Beppie gooit het pak zware shag met een boog naar Piet.
Piet rolt een shaggie, heb jij vuur bij je”?, vraagt hij.
“Vangen,” zegt Bep en gooit een doosje lucifers naar Piet.
De broers zwijgen, inhaleren diep en blazen de rook door hun neusgaten uit.
“Nou daar zitten we dan, met ons goeie gedrag,” filosofeert Piet.
…”te zitten,” voegt Beppie er aan toe.
Brandlucht
“Wat ruikt ik nou toch voor een brandlucht?!” roept Tonie vanuit de keuken.
“Oh God Bep, je stoel staat in de fik!” roept Piet.
Bep schiet omhoog en begint met z’n vlakke hand op de smeulende brandplek te meppen.
Tonie komt de keuken uit gerend en roept buiten haar zelf, “Kijk nou… kijk nou wat je doet!… Joris Voetangel!… me mooie crapaud!”
Bep kijkt wezenloos naar het gat in de crapeaud en zegt langzaam, “Och Tonie, wat vind ik dat verschrikkelijk, wat ben ik ook een eikel.”
Waarop Piet direct zegt, “Nou, hou op Bep, ik vind het ook heel zonde hoor, maar dat doe je toch ook niet expres.”
Reflectie
Jaren later zei Tonie vaak tegen haar kinderen, “ik kon op dat moment wel janken, maar ik vond het zo sneu voor Beppie.

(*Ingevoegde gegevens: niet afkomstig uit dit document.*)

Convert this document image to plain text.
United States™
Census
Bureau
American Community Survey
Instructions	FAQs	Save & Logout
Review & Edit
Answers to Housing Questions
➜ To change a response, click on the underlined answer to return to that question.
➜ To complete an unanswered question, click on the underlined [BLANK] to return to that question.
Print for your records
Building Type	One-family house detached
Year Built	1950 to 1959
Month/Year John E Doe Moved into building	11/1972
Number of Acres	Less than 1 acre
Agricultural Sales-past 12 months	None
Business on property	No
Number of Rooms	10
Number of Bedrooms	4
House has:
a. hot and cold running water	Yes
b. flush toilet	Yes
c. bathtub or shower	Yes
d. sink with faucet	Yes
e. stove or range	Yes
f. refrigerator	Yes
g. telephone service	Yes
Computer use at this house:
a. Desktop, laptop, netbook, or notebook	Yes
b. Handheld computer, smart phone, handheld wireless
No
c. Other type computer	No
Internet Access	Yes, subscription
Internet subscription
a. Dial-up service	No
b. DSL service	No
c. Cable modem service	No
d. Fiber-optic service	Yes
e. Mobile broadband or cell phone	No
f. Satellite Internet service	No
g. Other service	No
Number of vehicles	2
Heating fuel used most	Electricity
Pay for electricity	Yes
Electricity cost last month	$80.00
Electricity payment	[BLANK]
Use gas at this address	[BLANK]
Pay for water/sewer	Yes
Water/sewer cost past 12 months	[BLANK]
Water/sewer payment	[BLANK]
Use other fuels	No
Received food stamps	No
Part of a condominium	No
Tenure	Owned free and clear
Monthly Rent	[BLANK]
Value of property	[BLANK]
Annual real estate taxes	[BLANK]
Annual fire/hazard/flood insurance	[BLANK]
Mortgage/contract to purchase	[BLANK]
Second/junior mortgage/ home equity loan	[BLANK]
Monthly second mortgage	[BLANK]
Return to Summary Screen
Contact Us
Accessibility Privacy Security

Dus ik zei: “Bep, maak je niet druk, ik verzin er wel wat op.” Een paar jaar later was het oorlog. Toen heb ik dikwijls gedacht, “waar maakt een mens zich toch allemaal druk om, wat we nu meemaken, dat is pas echt erg en die crapaud, die zit nog net zo lekker, en dat kussentje, staat nog leuk ook.”